The third review of the Boston Public Schools (BPS) in fewer than 20 years makes clear: Things are getting worse.  Graduation rates are down, achievement gaps are up, an unacceptably large percentage of students attend schools ranked in the lowest 10 percent statewide. In a cruel twist, more than three in five students still are not taught material on which they are tested. There remains no clear strategy for improvement.  

Since the 2020 review we’ve learned that the district’s own data are unreliable. The district has underestimated the number of English language learners it is serving inadequately and may have overestimated graduation rates in five of the last seven years. Bullying is rampant across the district. Today we find out that student transportation has deteriorated even further.

With BPS spending $26,000 per student, money is no longer the issue. Out of the 100 largest school systems in the U.S., BPS funding ranks second. 

The central office has grown chaotic under a “musical chairs” of superintendents and is no longer capable of leading the necessary change.

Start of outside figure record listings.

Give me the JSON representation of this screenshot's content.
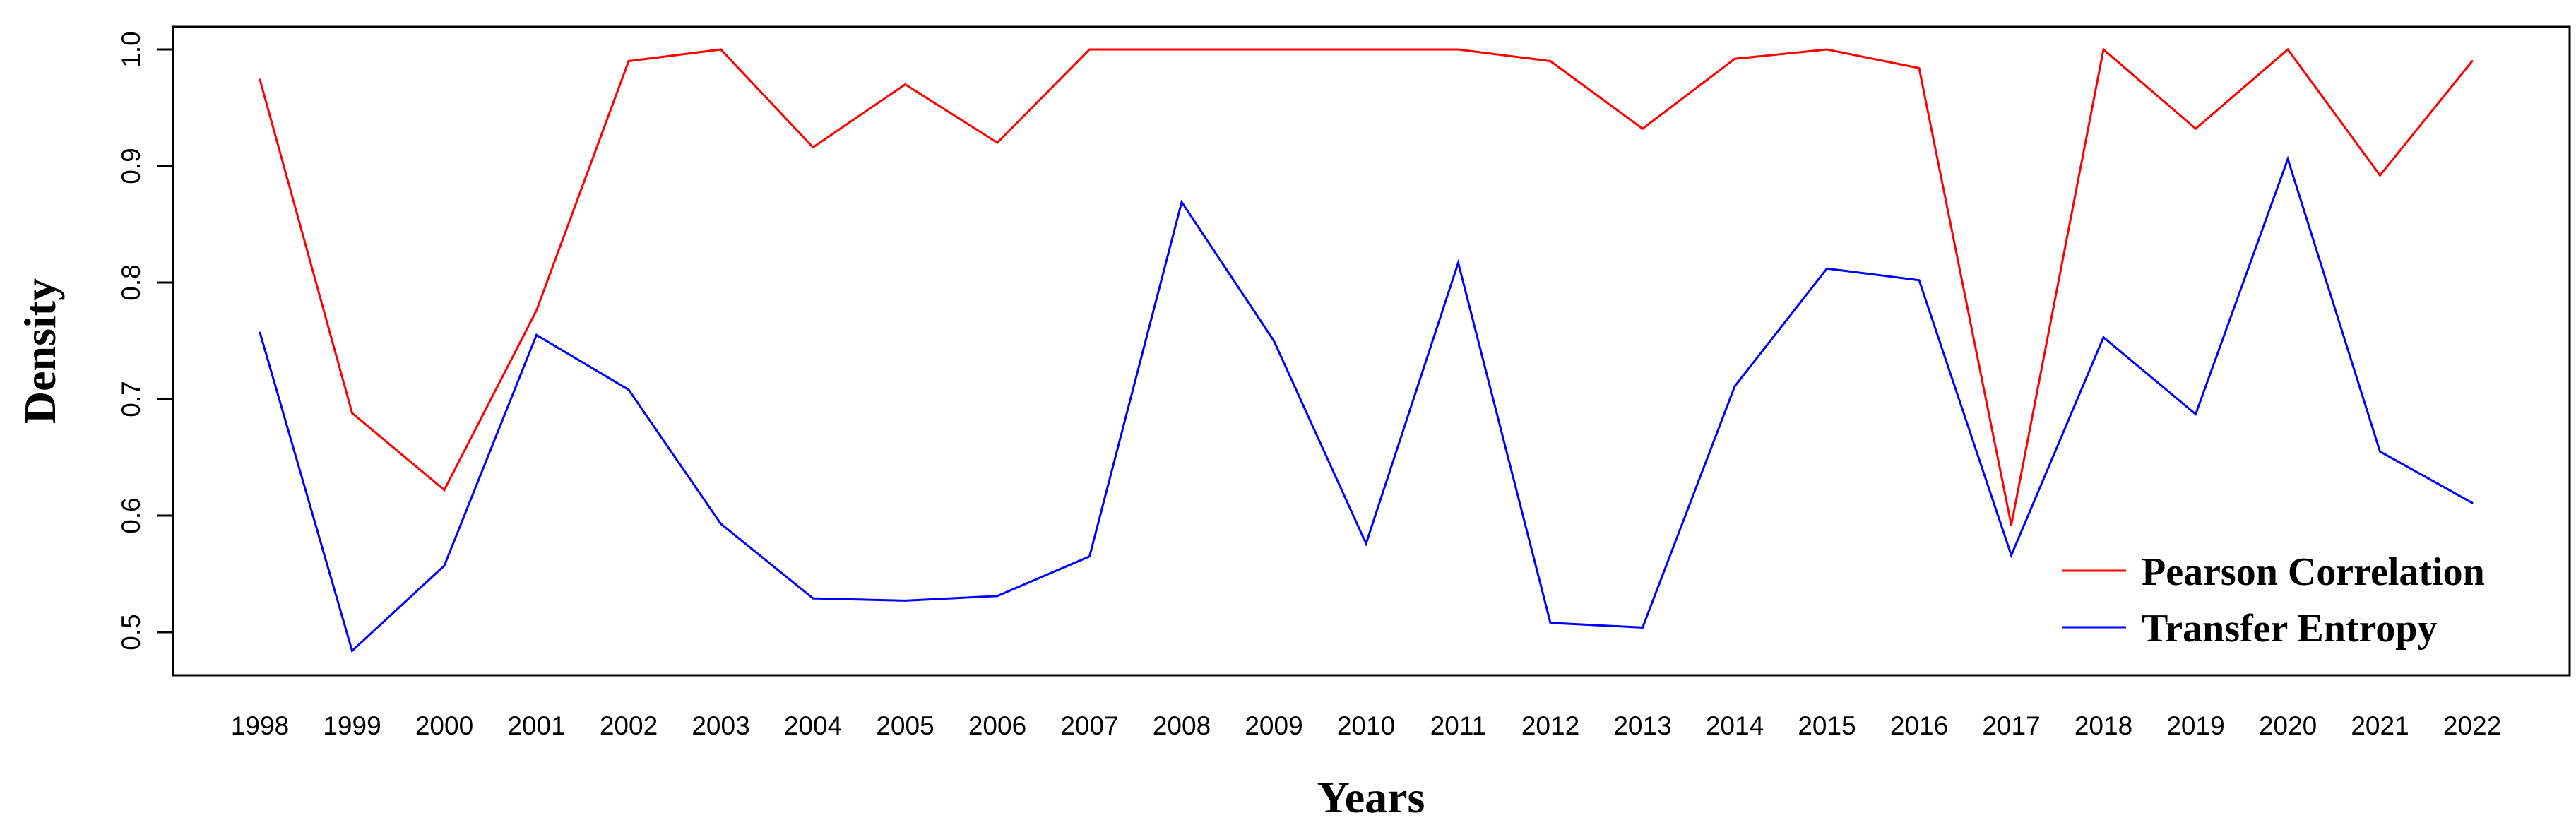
{
  "chart_data": {
    "type": "line",
    "xlabel": "Years",
    "ylabel": "Density",
    "x": [
      "1998",
      "1999",
      "2000",
      "2001",
      "2002",
      "2003",
      "2004",
      "2005",
      "2006",
      "2007",
      "2008",
      "2009",
      "2010",
      "2011",
      "2012",
      "2013",
      "2014",
      "2015",
      "2016",
      "2017",
      "2018",
      "2019",
      "2020",
      "2021",
      "2022"
    ],
    "ylim": [
      0.48,
      1.0
    ],
    "yticks": [
      "0.5",
      "0.6",
      "0.7",
      "0.8",
      "0.9",
      "1.0"
    ],
    "legend_position": "bottom-right",
    "series": [
      {
        "name": "Pearson Correlation",
        "color": "#ff0000",
        "values": [
          0.974,
          0.688,
          0.622,
          0.776,
          0.99,
          1.0,
          0.916,
          0.97,
          0.92,
          1.0,
          1.0,
          1.0,
          1.0,
          1.0,
          0.99,
          0.932,
          0.992,
          1.0,
          0.984,
          0.592,
          1.0,
          0.932,
          1.0,
          0.892,
          0.99
        ]
      },
      {
        "name": "Transfer Entropy",
        "color": "#0000ff",
        "values": [
          0.757,
          0.484,
          0.557,
          0.755,
          0.708,
          0.593,
          0.529,
          0.527,
          0.531,
          0.565,
          0.869,
          0.75,
          0.576,
          0.817,
          0.508,
          0.504,
          0.711,
          0.812,
          0.802,
          0.566,
          0.753,
          0.687,
          0.906,
          0.655,
          0.611
        ]
      }
    ]
  }
}
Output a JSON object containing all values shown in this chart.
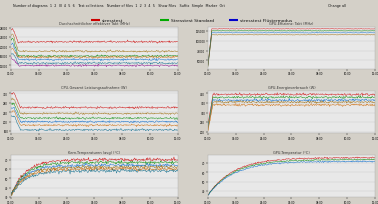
{
  "bg_color": "#d4d0c8",
  "toolbar_bg": "#ece9d8",
  "chart_bg": "#f0f0f0",
  "chart_plot_bg": "#e8e8e8",
  "legend_items": [
    {
      "label": "stresstest",
      "color": "#cc0000"
    },
    {
      "label": "Stresstest Standard",
      "color": "#00aa00"
    },
    {
      "label": "stresstest Flüstermodus",
      "color": "#0000cc"
    }
  ],
  "chart_titles": [
    "Durchschnittlicher effektiver Takt (MHz)",
    "GPU-Effizienz: Takt (MHz)",
    "CPU-Gesamt Leistungsaufnahme (W)",
    "GPU-Energieverbrauch (W)",
    "Kern-Temperaturen (avg) (°C)",
    "GPU-Temperatur (°C)"
  ],
  "toolbar_text": "Number of diagrams    1  2  III  4  5  6      Test collections      Number of files    1  2  3  4  5      Show Files      Suffix   Simple   Marker   Ort            Change all",
  "line_colors_chart0": [
    "#cc0000",
    "#996600",
    "#008800",
    "#0066cc",
    "#cc6600",
    "#006688",
    "#880088"
  ],
  "line_colors_chart1": [
    "#cc0000",
    "#008800",
    "#0066cc",
    "#996600"
  ],
  "line_colors_chart2": [
    "#cc0000",
    "#996600",
    "#008800",
    "#0066cc",
    "#cc6600",
    "#006688"
  ],
  "line_colors_chart3": [
    "#cc0000",
    "#008800",
    "#0066cc",
    "#996600",
    "#cc6600"
  ],
  "line_colors_chart4": [
    "#cc0000",
    "#008800",
    "#0066cc",
    "#996600",
    "#cc6600",
    "#006688"
  ],
  "line_colors_chart5": [
    "#cc0000",
    "#008800",
    "#0066cc"
  ],
  "n_points": 300
}
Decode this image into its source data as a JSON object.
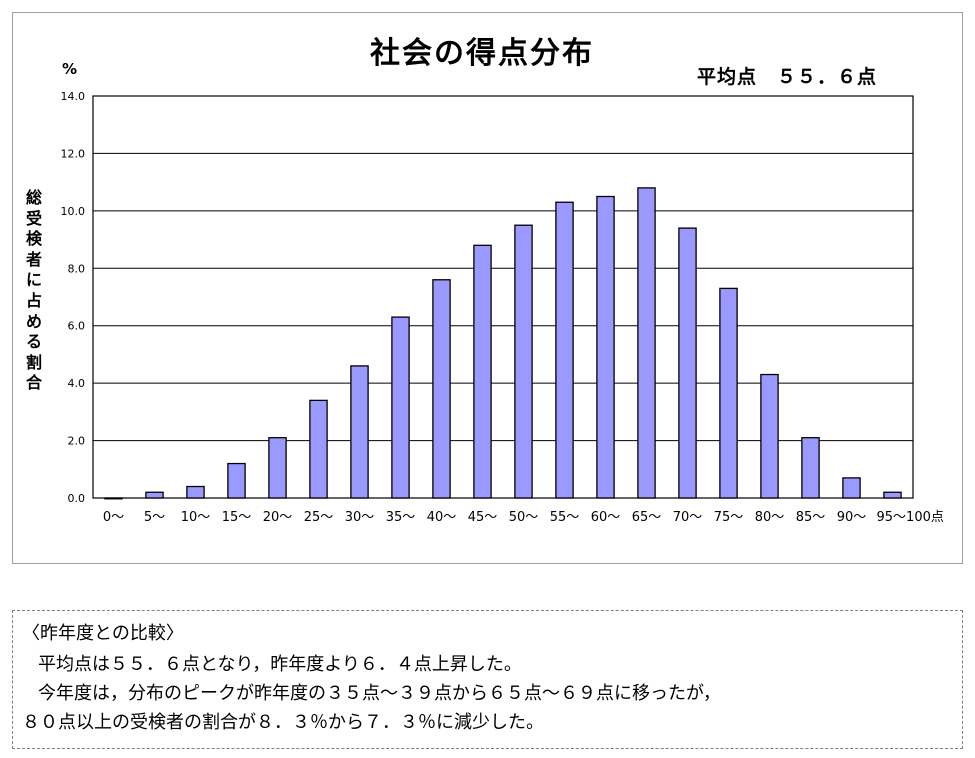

State and city officials must partner to:

  1. Provide stable district leadership by appointing a receiver-superintendent for a term of six years.
  2. Address widespread mistrust and lack of oversight and ensure accountability by appointing a hybrid school committee comprised of state and city designees.
  3. Enact a time-limited (six-year) joint state-city intervention that focuses on a short list of key actions that can put the district on a path of improvement: (a) right-sizing the district’s central office, which on a pro-rated basis employs far more people than other districts, freeing up and redirecting tens of millions of additional dollars to BPS classrooms; (b) aligning the district’s and various schools’ curricula with the state standards; and (c) implementing a targeted effort to improve the 31 Boston schools that are performing in the bottom 10 percent statewide.